New and Noteworthy---The Hearts and Minds of the Army of Northern Virginia

Soldiering in the Army of Northern Virginia: A Statistical Portrait of the Troops Who Served under Robert E. Lee (Civil War America) by Joseph T. Glatthaar, The University of North Carolina Press, 256 pages, $50.00

From the Publisher: In this sophisticated quantitative study, Joseph T. Glatthaar provides a comprehensive narrative and statistical analysis of many key aspects of General Robert E. Lee's Army of Northern Virginia.
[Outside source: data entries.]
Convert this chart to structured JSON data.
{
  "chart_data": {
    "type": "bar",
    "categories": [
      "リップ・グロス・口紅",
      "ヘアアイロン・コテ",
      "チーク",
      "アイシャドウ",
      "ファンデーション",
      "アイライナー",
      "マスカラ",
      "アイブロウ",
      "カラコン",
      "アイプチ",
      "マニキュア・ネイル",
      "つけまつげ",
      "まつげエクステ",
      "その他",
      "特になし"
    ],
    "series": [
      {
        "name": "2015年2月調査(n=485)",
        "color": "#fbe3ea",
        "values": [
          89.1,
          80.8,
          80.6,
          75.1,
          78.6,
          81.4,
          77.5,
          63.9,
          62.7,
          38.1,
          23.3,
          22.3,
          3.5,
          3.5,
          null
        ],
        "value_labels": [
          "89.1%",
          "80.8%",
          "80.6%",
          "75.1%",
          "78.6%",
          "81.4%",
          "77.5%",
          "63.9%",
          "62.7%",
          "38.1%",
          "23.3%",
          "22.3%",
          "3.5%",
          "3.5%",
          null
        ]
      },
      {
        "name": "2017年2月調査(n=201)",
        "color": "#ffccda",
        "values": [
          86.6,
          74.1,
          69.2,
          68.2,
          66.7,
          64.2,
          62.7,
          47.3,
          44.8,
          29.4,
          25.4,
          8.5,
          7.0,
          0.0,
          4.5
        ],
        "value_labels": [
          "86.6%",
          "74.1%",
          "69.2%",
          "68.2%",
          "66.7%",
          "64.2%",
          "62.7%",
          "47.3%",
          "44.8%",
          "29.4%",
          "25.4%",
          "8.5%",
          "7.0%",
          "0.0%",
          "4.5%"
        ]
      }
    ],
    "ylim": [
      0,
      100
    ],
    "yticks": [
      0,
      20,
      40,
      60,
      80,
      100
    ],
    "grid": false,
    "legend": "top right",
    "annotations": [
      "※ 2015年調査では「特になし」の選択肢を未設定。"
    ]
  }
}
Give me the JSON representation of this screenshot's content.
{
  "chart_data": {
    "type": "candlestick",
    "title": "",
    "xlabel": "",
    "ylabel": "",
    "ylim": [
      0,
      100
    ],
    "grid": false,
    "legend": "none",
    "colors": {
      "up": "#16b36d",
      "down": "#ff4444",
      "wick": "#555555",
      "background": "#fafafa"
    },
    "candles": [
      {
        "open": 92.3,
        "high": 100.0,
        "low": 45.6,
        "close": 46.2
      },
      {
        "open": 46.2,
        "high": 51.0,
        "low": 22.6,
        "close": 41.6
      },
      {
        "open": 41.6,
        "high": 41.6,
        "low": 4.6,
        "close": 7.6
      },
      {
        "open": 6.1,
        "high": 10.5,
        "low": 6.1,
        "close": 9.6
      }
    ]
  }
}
Serving as a companion to Glatthaar's General Lee's Army: From Victory to Collapse, this book presents Glatthaar's supporting data and major conclusions in extensive and extraordinary detail.

While gathering research materials for General Lee's Army, Glatthaar compiled quantitative data on the background and service of 600 randomly selected soldiers--150 artillerists, 150 cavalrymen, and 300 infantrymen--affording him fascinating insight into the prewar and wartime experience of Lee's troops. Soldiering in the Army of Northern Virginia presents the full details of this fresh, important primary research in a way that is useful to scholars and students and appeals to anyone with a serious interest in the Civil War. While confirming much of what is believed about the army, Glatthaar's evidence challenges some conventional thinking in significant ways, such as showing that nearly half of all Lee's soldiers lived in slaveholding households (a number higher than previously thought), and provides a broader and fuller portrait of the men who served under General Lee.

Scholars, Civil War enthusiasts, and anyone with an interest in the Army of Northern Virginia must read this first-rate piece of research and analysis by Glatthaar. It will be a highly useful companion to his narrative history, General Lee's Army, and is sure to become one of the most cited reference works on any Civil War army."--Robert K. Krick, author of Stonewall Jackson at Cedar Mountain and Lee's Colonels

CWL: Joseph T. Glatthaar's companion to his remarkable General Lee's Army: From Victory to Collapse, Soldiering in the Army of Northern Virginia: A Statistical Portrait of the Troops Who Served under Robert E. Lee is quite likely of offer more insights into both the enlisted men's and commissioned officer's' hearts and minds. This is likely to be required for any undergraduate and graduate student focusing on Civil War history. Glatthaar delineates the research method for his stereotype breaking description of the Army of Northern Virginia. Bell Irvin Wiley is smiling from beyond the veil.